Bu yıl "Gözler Diyabette!" Amaç erken tanı konarak diyabet komplikasyonlarının önüne geçebilmek, özellikle de göz sorunları ve körlüğün. Peki diyabet niçin hep gündemde ve hiç inmiyor? Çünkü günümüzün salgın hastalığı. Dünyada diyabetli sayısı hızla artıyor. Uluslararası Diyabet Federasyonu 2015’te 415 milyon insanın diyabetle yaşadığını bildirdi. 2040’da ise 640 milyon insanın diyabetli olacağı açıklandı. Bunların çoğu Tip 2 diyabet; yani erişkin diyabeti. İlginç olan diyabetlilerin en az yarısı diyabetli olduğunun farkında bile değil!
Diyabetli biri hiç farkında olmadan yıllarca yaşayabilir. Bu sırada sürekli yüksek olan kan şekeri vücudunu mahvetmektedir.
Diyabet belirtileri
-Normalden daha fazla idrara çıkmak- özellikle geceleri.
-Çok susamak
-Çok yorgun hissetmek
-Nedensiz kilo kaybı
-Penis veya vajina bölgesinde kaşıntı, sık mantar enfeksiyonları
-Kesi ve yaraların geç iyileşmesi.
-Görmede bulanıklık.
Gözü nasıl etkiliyor?
Sürekli yüksek kan şekeri göze giden damarların yapısının bozulmasına yol açıyor. Buna diyabetik retinopati diyoruz ve körlükle sonuçlanabiliyor. Her diyabetlide bu olacak diye bir şey yok. Burada riski artıran; diyabetin süresinin uzun olması, kan şekeri düzeyinin hep çok yükseklerde seyretmesi ve yüksek tansiyon.
Diyabetlilerin 1/3’ünden fazlasının görme kaybı yaşayacağı bildiriliyor. Bu durumda eğer diyabetiniz varsa mutlaka düzenli göz kontrolü yaptırmalısınız.
Dönüşü var mı?
Tip 2 diyabetin (erişkin diyabeti) eğer hayatınızda doğru değişimleri yaparsanız dönüşü var. Basit değişiklikler neler mi? Günlük rutininize egzersizi eklemek ve sağlıklı beslenmeye geçmek. Tip 2 diyabetin en büyük nedeni yıllarca yanlış beslenme, fazla kilo ve şişmanlıkla pankreası yormak.
Yiyecek bağımlılığı
Yiyecek bağımlılığı sadece davranış düzeyinde değil, nörokimyasal düzeyde de kendini gösteriyor. Yiyecek bağımlısını sadece fazla yiyen diye düşünmeyin.
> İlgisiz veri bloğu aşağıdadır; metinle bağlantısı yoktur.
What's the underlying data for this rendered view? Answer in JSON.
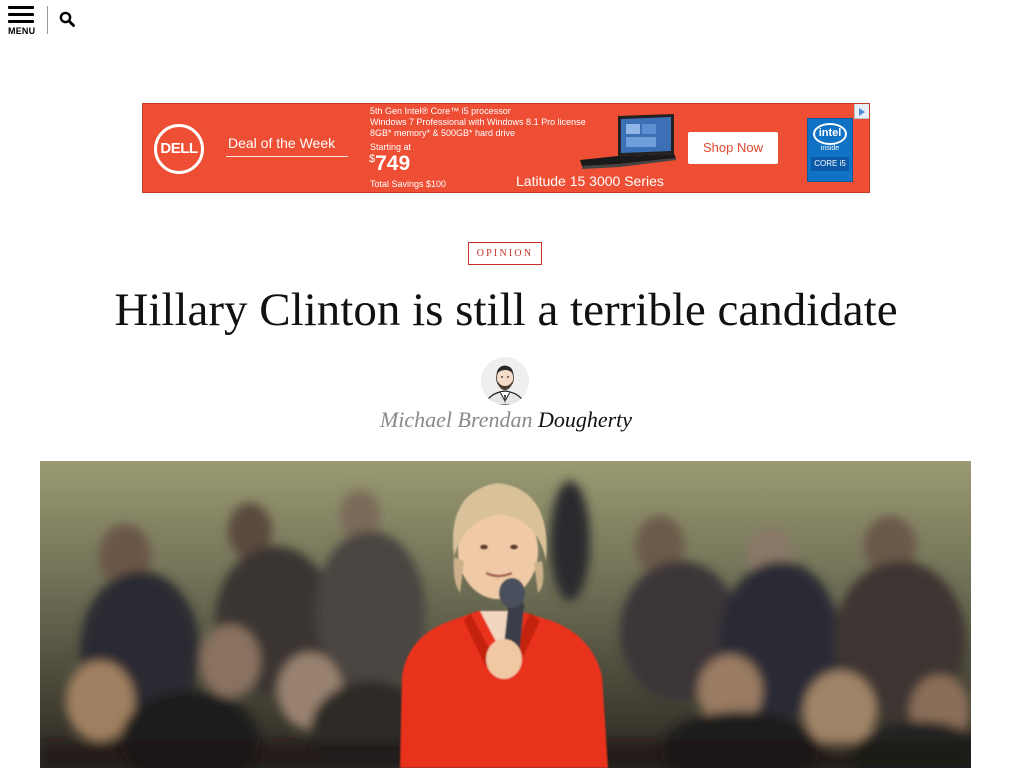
{
  "nav": {
    "menu_label": "MENU",
    "menu_icon": "hamburger-icon",
    "search_icon": "search-icon"
  },
  "ad": {
    "brand": "DELL",
    "deal": "Deal of the Week",
    "spec_line_1": "5th Gen Intel® Core™ i5 processor",
    "spec_line_2": "Windows 7 Professional with Windows 8.1 Pro license",
    "spec_line_3": "8GB* memory* & 500GB* hard drive",
    "starting_at": "Starting at",
    "price_symbol": "$",
    "price": "749",
    "savings": "Total Savings $100",
    "series": "Latitude 15 3000 Series",
    "cta": "Shop Now",
    "intel_word": "intel",
    "intel_inside": "inside",
    "intel_core": "CORE i5",
    "colors": {
      "background": "#ee4e34",
      "cta_text": "#e0492f",
      "intel_blue": "#1072c5"
    }
  },
  "article": {
    "category": "OPINION",
    "headline": "Hillary Clinton is still a terrible candidate",
    "author_first": "Michael Brendan",
    "author_last": "Dougherty",
    "colors": {
      "category": "#c9302c"
    }
  }
}
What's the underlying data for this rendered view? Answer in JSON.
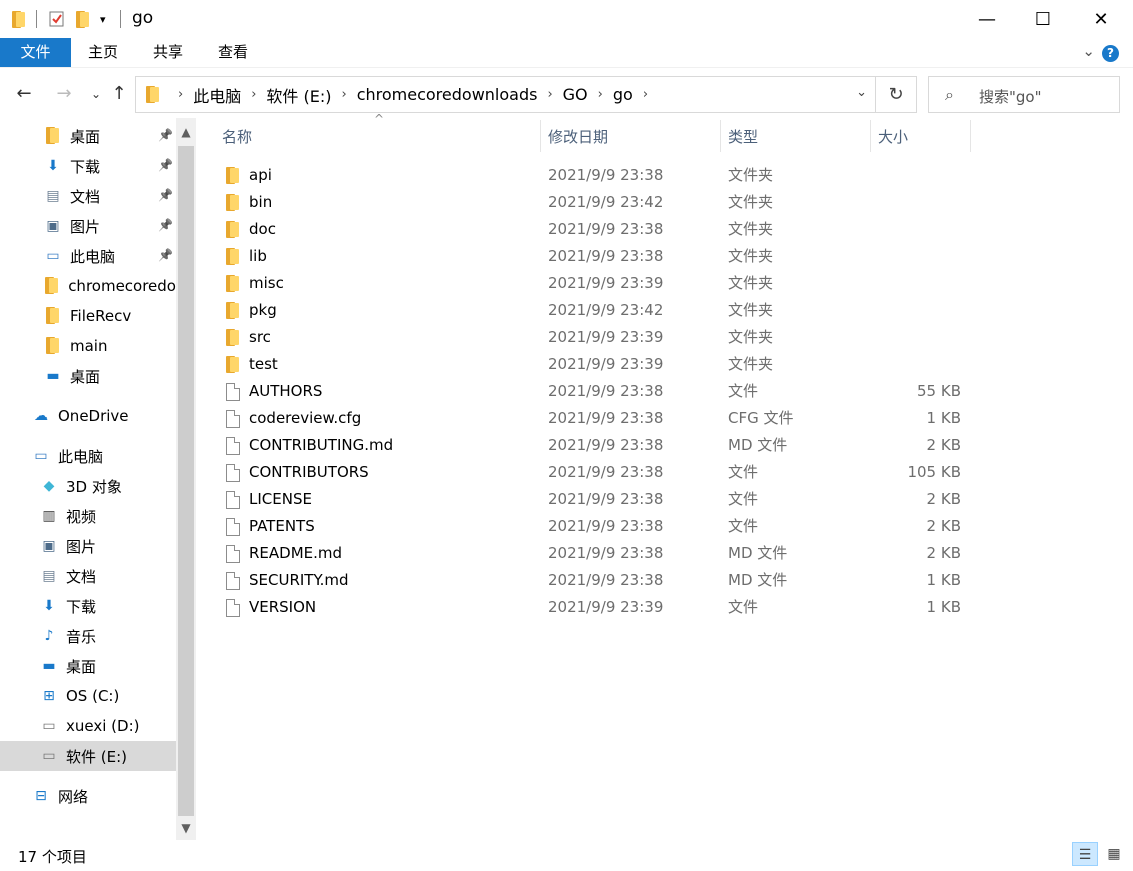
{
  "window": {
    "title": "go",
    "minimize": "—",
    "maximize": "☐",
    "close": "✕"
  },
  "ribbon": {
    "tabs": [
      "文件",
      "主页",
      "共享",
      "查看"
    ],
    "help": "?"
  },
  "address": {
    "crumbs": [
      "此电脑",
      "软件 (E:)",
      "chromecoredownloads",
      "GO",
      "go"
    ]
  },
  "search": {
    "placeholder": "搜索\"go\""
  },
  "columns": {
    "name": "名称",
    "date": "修改日期",
    "type": "类型",
    "size": "大小"
  },
  "sidebar": {
    "items": [
      {
        "label": "桌面",
        "icon": "folder-icon",
        "pinned": true
      },
      {
        "label": "下载",
        "icon": "download-icon",
        "pinned": true
      },
      {
        "label": "文档",
        "icon": "document-icon",
        "pinned": true
      },
      {
        "label": "图片",
        "icon": "picture-icon",
        "pinned": true
      },
      {
        "label": "此电脑",
        "icon": "computer-icon",
        "pinned": true
      },
      {
        "label": "chromecoredo",
        "icon": "folder-icon",
        "pinned": false
      },
      {
        "label": "FileRecv",
        "icon": "folder-icon",
        "pinned": false
      },
      {
        "label": "main",
        "icon": "folder-icon",
        "pinned": false
      },
      {
        "label": "桌面",
        "icon": "desktop-icon",
        "pinned": false
      },
      {
        "label": "OneDrive",
        "icon": "cloud-icon",
        "pinned": false
      },
      {
        "label": "此电脑",
        "icon": "computer-icon",
        "pinned": false
      },
      {
        "label": "3D 对象",
        "icon": "3d-objects-icon",
        "pinned": false
      },
      {
        "label": "视频",
        "icon": "video-icon",
        "pinned": false
      },
      {
        "label": "图片",
        "icon": "picture-icon",
        "pinned": false
      },
      {
        "label": "文档",
        "icon": "document-icon",
        "pinned": false
      },
      {
        "label": "下载",
        "icon": "download-icon",
        "pinned": false
      },
      {
        "label": "音乐",
        "icon": "music-icon",
        "pinned": false
      },
      {
        "label": "桌面",
        "icon": "desktop-icon",
        "pinned": false
      },
      {
        "label": "OS (C:)",
        "icon": "windows-drive-icon",
        "pinned": false
      },
      {
        "label": "xuexi (D:)",
        "icon": "drive-icon",
        "pinned": false
      },
      {
        "label": "软件 (E:)",
        "icon": "drive-icon",
        "pinned": false,
        "selected": true
      },
      {
        "label": "网络",
        "icon": "network-icon",
        "pinned": false
      }
    ]
  },
  "files": [
    {
      "name": "api",
      "date": "2021/9/9 23:38",
      "type": "文件夹",
      "size": "",
      "kind": "folder"
    },
    {
      "name": "bin",
      "date": "2021/9/9 23:42",
      "type": "文件夹",
      "size": "",
      "kind": "folder"
    },
    {
      "name": "doc",
      "date": "2021/9/9 23:38",
      "type": "文件夹",
      "size": "",
      "kind": "folder"
    },
    {
      "name": "lib",
      "date": "2021/9/9 23:38",
      "type": "文件夹",
      "size": "",
      "kind": "folder"
    },
    {
      "name": "misc",
      "date": "2021/9/9 23:39",
      "type": "文件夹",
      "size": "",
      "kind": "folder"
    },
    {
      "name": "pkg",
      "date": "2021/9/9 23:42",
      "type": "文件夹",
      "size": "",
      "kind": "folder"
    },
    {
      "name": "src",
      "date": "2021/9/9 23:39",
      "type": "文件夹",
      "size": "",
      "kind": "folder"
    },
    {
      "name": "test",
      "date": "2021/9/9 23:39",
      "type": "文件夹",
      "size": "",
      "kind": "folder"
    },
    {
      "name": "AUTHORS",
      "date": "2021/9/9 23:38",
      "type": "文件",
      "size": "55 KB",
      "kind": "file"
    },
    {
      "name": "codereview.cfg",
      "date": "2021/9/9 23:38",
      "type": "CFG 文件",
      "size": "1 KB",
      "kind": "file"
    },
    {
      "name": "CONTRIBUTING.md",
      "date": "2021/9/9 23:38",
      "type": "MD 文件",
      "size": "2 KB",
      "kind": "file"
    },
    {
      "name": "CONTRIBUTORS",
      "date": "2021/9/9 23:38",
      "type": "文件",
      "size": "105 KB",
      "kind": "file"
    },
    {
      "name": "LICENSE",
      "date": "2021/9/9 23:38",
      "type": "文件",
      "size": "2 KB",
      "kind": "file"
    },
    {
      "name": "PATENTS",
      "date": "2021/9/9 23:38",
      "type": "文件",
      "size": "2 KB",
      "kind": "file"
    },
    {
      "name": "README.md",
      "date": "2021/9/9 23:38",
      "type": "MD 文件",
      "size": "2 KB",
      "kind": "file"
    },
    {
      "name": "SECURITY.md",
      "date": "2021/9/9 23:38",
      "type": "MD 文件",
      "size": "1 KB",
      "kind": "file"
    },
    {
      "name": "VERSION",
      "date": "2021/9/9 23:39",
      "type": "文件",
      "size": "1 KB",
      "kind": "file"
    }
  ],
  "status": {
    "count": "17 个项目"
  },
  "colors": {
    "accent": "#1979ca",
    "folder": "#ffd669",
    "selected": "#d9d9d9"
  }
}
Yiyecek bağımlısı kişi normalden çok az da yiyor olabilir, tıkıştırırcasına yiyor da...
Yiyecekle ilişkinizi ölçmek için sorular
-Erken yaşlardan günümüze yiyecekle ilgili anılarınızı gözden geçirin. Tekrar eden bir davranış biçimi farkediyor musunuz?
-Geçmişte yediklerinizi kontrol etmeye çalıştınız mı?
-Kaç diyet yaptınız? Kaçı başarılı oldu?
-Sürekli çabuk kilo verdiren diyetler peşinde misiniz?
-Kendinize va çevrenizdekilere diyete başlıyorum sözleri veriyor musunuz?
-Çevreniz yiyecekle ilişkinizden etkileniyor mu? Hiç tıkıştırırcasına yediniz mi?
Şeker bağımlı mısınız?
Paleolitik dönemde insanları hayatta tutan şey tatlı yiyeceklere eğilimimizdi. Çünkü tatlı yiyecekler zehirli değildi, güvenle tüketilebilirdi. Her birimiz yılda 50 kg şeker tüketiyoruz! Bu da günde 29 çay kaşığına denk geliyor. Sinir sistemi ile uğraşan biliminsanları şekerin beynin ödül sistemini ele geçirdiğini, böylece güçlü isteklere neden olduğunu, kontrolü elden kaybettiğimizi belirtiyor. Şeker bağımlılığının ilaç bağımlılığıyla benzer yolları izlediğini de açıklıyor. Şeker diğer bağımlılık yapıcı maddeler gibi beynimizin biyokimyasal ileti yollarını değiştiriyor. Dopamin beyinde keyif kimyasalı olarak da bilinen madde- sadece şeker yediğimizde değil, şeker yemeyi düşündüğümüzde bile salgılanıyor. Bu bağımlılıktan kurtulmak için psikolog yardımını almak en doğrusu.